Le don de Franca

Publié le 06-10-2020

de Fabrizio Floris

En 1996, j'ai eu l'occasion de passer quelques mois dans un bidonville de Nairobi: Korogocho. Comme tous les bidonvilles, il était caractérisé par la pauvreté, la décomposition urbaine, la violence. J'y ai appris que la pauvreté n'avait pas de lien étroit avec l'économie, c'était plutôt l'absence de droits qui donnait faim aux gens. La solution ne se trouve donc pas dans le domaine de l’aide, mais de l’État de droit. C'est pourquoi je n'ai jamais organisé de collecte de fonds. Puis j'ai abandonné. Le cri des pauvres était trop fort, une tempête quotidienne que j'essayais de faire face à ce que j'avais (au début) et impliquant ensuite des amis, des associations. Des petites pièces de monnaie, un certain renoncement qui leur a finalement permis de manger, d'aller à l'école, d'ouvrir une petite entreprise. Jusqu'au 26 avril, Mme Franca m'a contacté pour me donner 5 000 euros à allouer aux familles en difficulté à Turin en raison de l'urgence Covid. À l'époque, bien que flattée, je pensais que je ne les accepterais pas, ou que je les gérerais avec le moins d'effort possible: tout donner à deux mères célibataires avec des enfants qu'elles connaissent et se débarrasser de la tâche immédiatement. Au lieu de cela, j'ai commencé à en parler avec Luca, une infirmière qui travaille dans une clinique qui assiste les patients psychiatriques qui "parfois n'ont même pas l'argent pour les médicaments", avec Pasquale en charge d'un centre d'accueil pour les Italiens, les étrangers et les détenus et avec un ami des services sociaux. Toutes les personnes qui se tiennent côte à côte avec la souffrance sans bureaucratie, formulaires à remplir, voient des formulaires, mais face à face. Nous avons «mis sur la piste» des éducateurs, des travailleurs sociaux, des bénévoles, des amis, des gens qui ont non seulement l'odeur du mouton, mais aussi la peau, les yeux, le nez pour que vous n'entriez pas dans certains endroits si vous n'avez pas tous les sens formés.

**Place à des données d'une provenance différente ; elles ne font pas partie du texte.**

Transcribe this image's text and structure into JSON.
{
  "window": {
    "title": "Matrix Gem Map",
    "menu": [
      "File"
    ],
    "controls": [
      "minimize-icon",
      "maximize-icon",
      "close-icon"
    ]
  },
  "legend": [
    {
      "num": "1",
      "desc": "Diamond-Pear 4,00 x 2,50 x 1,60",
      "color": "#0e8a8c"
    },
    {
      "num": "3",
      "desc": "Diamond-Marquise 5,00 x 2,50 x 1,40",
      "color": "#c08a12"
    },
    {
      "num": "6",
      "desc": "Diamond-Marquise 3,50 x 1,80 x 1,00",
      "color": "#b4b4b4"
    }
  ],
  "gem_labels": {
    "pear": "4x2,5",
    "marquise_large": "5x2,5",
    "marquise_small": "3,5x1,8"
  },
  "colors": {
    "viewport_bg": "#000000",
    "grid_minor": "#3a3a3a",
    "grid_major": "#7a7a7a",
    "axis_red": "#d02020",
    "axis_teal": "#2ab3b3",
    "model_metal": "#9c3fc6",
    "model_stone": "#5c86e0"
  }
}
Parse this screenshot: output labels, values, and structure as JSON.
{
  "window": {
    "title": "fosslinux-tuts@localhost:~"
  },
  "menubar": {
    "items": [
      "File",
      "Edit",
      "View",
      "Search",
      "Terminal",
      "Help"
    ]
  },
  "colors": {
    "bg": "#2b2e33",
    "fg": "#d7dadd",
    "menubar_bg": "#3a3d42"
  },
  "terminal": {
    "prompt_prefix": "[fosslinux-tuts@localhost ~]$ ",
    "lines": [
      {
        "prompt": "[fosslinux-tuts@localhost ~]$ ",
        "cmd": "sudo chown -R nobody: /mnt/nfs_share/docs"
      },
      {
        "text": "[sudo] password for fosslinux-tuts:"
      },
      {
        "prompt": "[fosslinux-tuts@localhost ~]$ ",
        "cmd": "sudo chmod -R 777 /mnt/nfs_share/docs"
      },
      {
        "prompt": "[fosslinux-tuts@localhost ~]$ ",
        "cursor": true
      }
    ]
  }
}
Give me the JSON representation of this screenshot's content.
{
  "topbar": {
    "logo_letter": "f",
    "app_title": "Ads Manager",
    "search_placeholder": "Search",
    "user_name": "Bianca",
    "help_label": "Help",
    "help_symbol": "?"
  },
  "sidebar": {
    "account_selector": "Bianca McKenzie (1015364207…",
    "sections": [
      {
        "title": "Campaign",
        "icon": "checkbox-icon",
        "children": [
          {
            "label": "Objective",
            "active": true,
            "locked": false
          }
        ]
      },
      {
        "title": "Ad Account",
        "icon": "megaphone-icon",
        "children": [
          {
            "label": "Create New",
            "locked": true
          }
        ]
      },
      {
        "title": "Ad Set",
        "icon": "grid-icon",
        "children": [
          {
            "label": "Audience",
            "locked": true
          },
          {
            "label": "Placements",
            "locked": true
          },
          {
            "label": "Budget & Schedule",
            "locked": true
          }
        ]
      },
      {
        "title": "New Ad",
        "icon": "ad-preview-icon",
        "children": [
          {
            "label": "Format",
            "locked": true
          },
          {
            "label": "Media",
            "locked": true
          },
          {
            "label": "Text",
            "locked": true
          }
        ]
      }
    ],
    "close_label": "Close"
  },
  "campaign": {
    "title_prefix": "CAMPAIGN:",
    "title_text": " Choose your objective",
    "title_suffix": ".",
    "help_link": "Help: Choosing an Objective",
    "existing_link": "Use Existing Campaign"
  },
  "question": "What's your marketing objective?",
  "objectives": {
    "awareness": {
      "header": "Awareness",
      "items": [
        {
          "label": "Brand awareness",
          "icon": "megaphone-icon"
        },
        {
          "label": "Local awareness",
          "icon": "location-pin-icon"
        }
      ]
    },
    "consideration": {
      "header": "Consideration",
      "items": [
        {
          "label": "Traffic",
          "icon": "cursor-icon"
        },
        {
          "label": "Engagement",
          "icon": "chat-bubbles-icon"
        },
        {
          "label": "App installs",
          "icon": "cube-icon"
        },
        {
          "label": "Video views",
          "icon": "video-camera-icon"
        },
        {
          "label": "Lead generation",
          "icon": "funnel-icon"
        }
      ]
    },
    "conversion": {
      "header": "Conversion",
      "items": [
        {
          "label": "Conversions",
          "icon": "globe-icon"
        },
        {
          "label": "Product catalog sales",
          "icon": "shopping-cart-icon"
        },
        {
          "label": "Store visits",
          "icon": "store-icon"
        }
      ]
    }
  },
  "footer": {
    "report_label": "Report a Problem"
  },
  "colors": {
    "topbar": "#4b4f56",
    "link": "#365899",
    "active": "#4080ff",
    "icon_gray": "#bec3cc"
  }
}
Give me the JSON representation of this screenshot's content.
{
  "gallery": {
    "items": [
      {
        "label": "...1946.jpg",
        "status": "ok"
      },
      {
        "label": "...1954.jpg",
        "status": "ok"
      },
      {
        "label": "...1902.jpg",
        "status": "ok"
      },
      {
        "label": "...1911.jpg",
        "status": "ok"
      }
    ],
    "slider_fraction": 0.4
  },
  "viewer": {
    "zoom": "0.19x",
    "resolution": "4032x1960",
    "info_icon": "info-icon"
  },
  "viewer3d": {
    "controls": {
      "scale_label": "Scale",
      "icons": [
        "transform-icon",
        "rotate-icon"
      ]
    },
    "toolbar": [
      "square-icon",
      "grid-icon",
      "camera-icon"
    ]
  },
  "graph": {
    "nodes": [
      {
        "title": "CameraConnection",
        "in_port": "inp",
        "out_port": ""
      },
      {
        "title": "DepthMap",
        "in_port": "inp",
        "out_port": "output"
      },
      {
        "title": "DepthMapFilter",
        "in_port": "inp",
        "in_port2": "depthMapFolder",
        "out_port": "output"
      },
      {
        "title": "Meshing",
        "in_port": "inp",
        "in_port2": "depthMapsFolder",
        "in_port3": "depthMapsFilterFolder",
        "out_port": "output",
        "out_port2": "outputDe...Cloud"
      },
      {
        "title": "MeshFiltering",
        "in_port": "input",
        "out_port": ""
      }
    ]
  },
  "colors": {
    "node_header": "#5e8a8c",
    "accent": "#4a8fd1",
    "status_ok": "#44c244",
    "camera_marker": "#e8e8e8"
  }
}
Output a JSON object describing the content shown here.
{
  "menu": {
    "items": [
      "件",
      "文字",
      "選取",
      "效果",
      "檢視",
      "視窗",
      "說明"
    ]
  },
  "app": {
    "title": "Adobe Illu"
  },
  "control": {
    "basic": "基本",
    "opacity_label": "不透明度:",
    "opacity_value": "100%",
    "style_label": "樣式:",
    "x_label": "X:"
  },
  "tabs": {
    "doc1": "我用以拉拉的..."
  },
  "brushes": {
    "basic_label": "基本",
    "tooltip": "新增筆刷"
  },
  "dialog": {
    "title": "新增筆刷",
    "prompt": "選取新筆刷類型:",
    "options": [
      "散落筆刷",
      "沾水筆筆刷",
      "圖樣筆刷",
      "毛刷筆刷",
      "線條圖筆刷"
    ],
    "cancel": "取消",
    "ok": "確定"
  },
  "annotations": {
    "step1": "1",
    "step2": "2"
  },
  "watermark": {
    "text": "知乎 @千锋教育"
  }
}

Nous avons donc commencé à dépenser cet argent comme des pièces d'or, euro après euro. Ce n'était pas une dépense, mais un investissement dans les gens qui luttent pour leur vie. C'était une bénédiction, je ne sais pas comment l'appeler d'autre, combien de larmes de joie, combien de discrétion, combien de courage: grâce à une retraitée, un multiplicateur de vie a été activé. Je ne sais pas ce que cet argent apportera dans la vie des gens, au-delà de l'immédiat, s'ils s'évaporent comme la neige au soleil, mais je voudrais demander à Celui qui le fait grandir de multiplier l'effort de cette femme pour que la vie ne s'arrête pas devant l'économie aux droits oubliés.